Doch was sollte er machen, wenn er sich bei all seiner Bewunderung für die Innovationen der Zeit und die Möglichkeiten eines glänzenden, kompakten, mit sämtlichen Funktionen ausgestatteten Laptops wie dem auf seinem Schreibtisch noch immer nicht imstande sah, damit zu schreiben, weder Artikel noch Vorentwürfe, keine erste und keine zweite Version, sondern mit einem Kugelschreiber in Schulhefte schrieb, wie sie in seiner Kindheit gebräuchlich waren – vierzig linierte Seiten mit dünnem, braunem Kartonumschlag, auf dessen Rückseite die Multiplikationstabelle abgedruckt war. Schon seit Jahren versprach er sich, dass er versuchen würde, sich, natürlich graduell, anzugewöhnen, auf dem Computer zu schreiben wie jeder andere Mensch. Von Zeit zu Zeit tauschte er seinen alten Laptop sogar gegen einen neueren aus, auf dem, wie ihm versichert wurde, das Schreiben noch leichter und flüssiger wäre.

Doch er kehrte immer wieder zu den alten Heften zurück, die er stets bei dem gleichen alten Händler in dem gleichen kleinen Laden in einer Gasse im Stadtzentrum kaufte.

Vielleicht würde der Tag kommen, an dem er sich selbst beibrächte, einen Word Processor zu benutzen. Vielleicht würde sogar der Tag kommen, an dem er sich selbst beibrächte zu leben, ein Tag, an dem er wie jeder andere auf Erden gehen würde, ohne von dem Gedanken beherrscht zu werden, dass es im Prinzip merkwürdig, sogar lächerlich war, ein menschliches Wesen zu sein, eine Gliederansammlung, die sich unentwegt verschleißt, während sie hierhin und dorthin rennt, die Körperteile in allerlei Stoffe hüllt und alle möglichen Geräusche und Töne von sich gibt.

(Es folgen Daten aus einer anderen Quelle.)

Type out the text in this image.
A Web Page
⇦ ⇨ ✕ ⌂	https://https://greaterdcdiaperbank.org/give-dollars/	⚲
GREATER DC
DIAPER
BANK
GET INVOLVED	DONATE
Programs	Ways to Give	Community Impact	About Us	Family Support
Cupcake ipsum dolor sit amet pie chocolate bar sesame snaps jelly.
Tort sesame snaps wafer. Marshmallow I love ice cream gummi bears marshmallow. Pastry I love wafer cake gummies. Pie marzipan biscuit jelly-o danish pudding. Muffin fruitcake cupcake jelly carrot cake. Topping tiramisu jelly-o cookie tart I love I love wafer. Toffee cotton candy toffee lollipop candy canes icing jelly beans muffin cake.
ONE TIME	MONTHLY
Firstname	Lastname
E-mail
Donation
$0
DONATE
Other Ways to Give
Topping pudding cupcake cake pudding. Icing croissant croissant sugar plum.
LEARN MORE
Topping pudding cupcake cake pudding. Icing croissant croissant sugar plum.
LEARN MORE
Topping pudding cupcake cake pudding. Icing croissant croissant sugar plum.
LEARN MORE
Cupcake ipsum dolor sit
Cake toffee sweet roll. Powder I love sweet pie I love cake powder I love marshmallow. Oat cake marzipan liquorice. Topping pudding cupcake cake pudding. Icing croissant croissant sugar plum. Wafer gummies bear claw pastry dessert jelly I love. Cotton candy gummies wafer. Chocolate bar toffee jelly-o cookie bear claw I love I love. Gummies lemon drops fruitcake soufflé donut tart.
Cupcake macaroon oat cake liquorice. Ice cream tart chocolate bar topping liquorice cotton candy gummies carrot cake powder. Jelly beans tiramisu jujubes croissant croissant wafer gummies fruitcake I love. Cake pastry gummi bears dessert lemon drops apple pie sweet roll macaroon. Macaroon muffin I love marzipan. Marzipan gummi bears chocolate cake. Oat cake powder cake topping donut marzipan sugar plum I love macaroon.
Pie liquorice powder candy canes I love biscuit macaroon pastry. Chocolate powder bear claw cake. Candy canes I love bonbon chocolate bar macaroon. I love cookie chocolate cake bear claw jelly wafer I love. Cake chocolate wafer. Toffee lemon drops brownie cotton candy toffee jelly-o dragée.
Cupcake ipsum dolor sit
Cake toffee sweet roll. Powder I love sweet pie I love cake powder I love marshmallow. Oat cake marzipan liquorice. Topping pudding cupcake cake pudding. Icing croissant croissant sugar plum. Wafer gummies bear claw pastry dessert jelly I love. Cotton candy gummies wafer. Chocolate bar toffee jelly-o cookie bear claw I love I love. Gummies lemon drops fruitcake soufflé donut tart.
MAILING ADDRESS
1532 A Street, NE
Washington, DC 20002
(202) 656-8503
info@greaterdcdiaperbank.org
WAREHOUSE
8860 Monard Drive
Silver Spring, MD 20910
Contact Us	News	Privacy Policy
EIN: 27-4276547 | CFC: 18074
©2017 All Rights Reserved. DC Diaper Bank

Gegen Abend wirkte das Fenster seines Arbeitszimmers wie ein Bilderrahmen um das sich rötende Himmelszelt über dem Kreuztal. Licht erleuchtete von den Felsen die weiß-grauen Würfel des Israel Museums, das zu dieser Stunde in seinen Augen dem klassischen mediterranen Dorf glich, wie in der Vision der Museumsarchitekten beschrieben. In einem der Räume dieser Würfel war er bei seinem letzten Besuch dort dem Gemälde des holländischen Malers Jozef Israëls begegnet, das den Titel trug Mutter und Kind gehen auf den Dünen, undatiert, und hatte für einen kurzen Moment begriffen, wonach er sein Leben lang gesucht hatte. Klar und scharf war dieses Verstehen in ihm aufgeblitzt, glasklar bis an die Schmerzgrenze. Doch es verflüchtigte sich sofort und ließ ihn stumm und verloren mit einer Sehnsucht aus tiefster Seele zurück, ohne zu wissen, wonach.

Jetzt konnte er sich nur noch an die wässrigen Farbflecken erinnern, die ineinander verschmolzen: Das Kind, das an der Seite seiner Mutter ging, ein Kind-Fleck in einen Mutter-Fleck schmelzend, der in einen Meer-Fleck und einen Himmel-Fleck schmolz vor dem Hintergrund eines Fischerdorf-Flecks.

9

Er hatte bereits einen Stapel neue, leere, linierte Vierzigseitenhefte für die Reise eingepackt, und während er sich an ihrem Geruch erfreute, den er liebte, steckte Bat-Ami wieder ihren Kopf durch die Tür seines Arbeitszimmers. Galia und Zohar sind gekommen, um sich von dir zu verabschieden, teilte sie ihm fröhlich mit, und er setzte das väterlichste Lächeln auf, das ihm in diesem Moment zur Verfügung stand, erhob sich und ging ins Wohnzimmer, um seine Töchter zu begrüßen, die wohl weniger zum Verabschieden gekommen waren, als vielmehr, um ihre Mutter zu beruhigen, die sich Sorgen um ihn machte, wenn er ohne sie verreiste.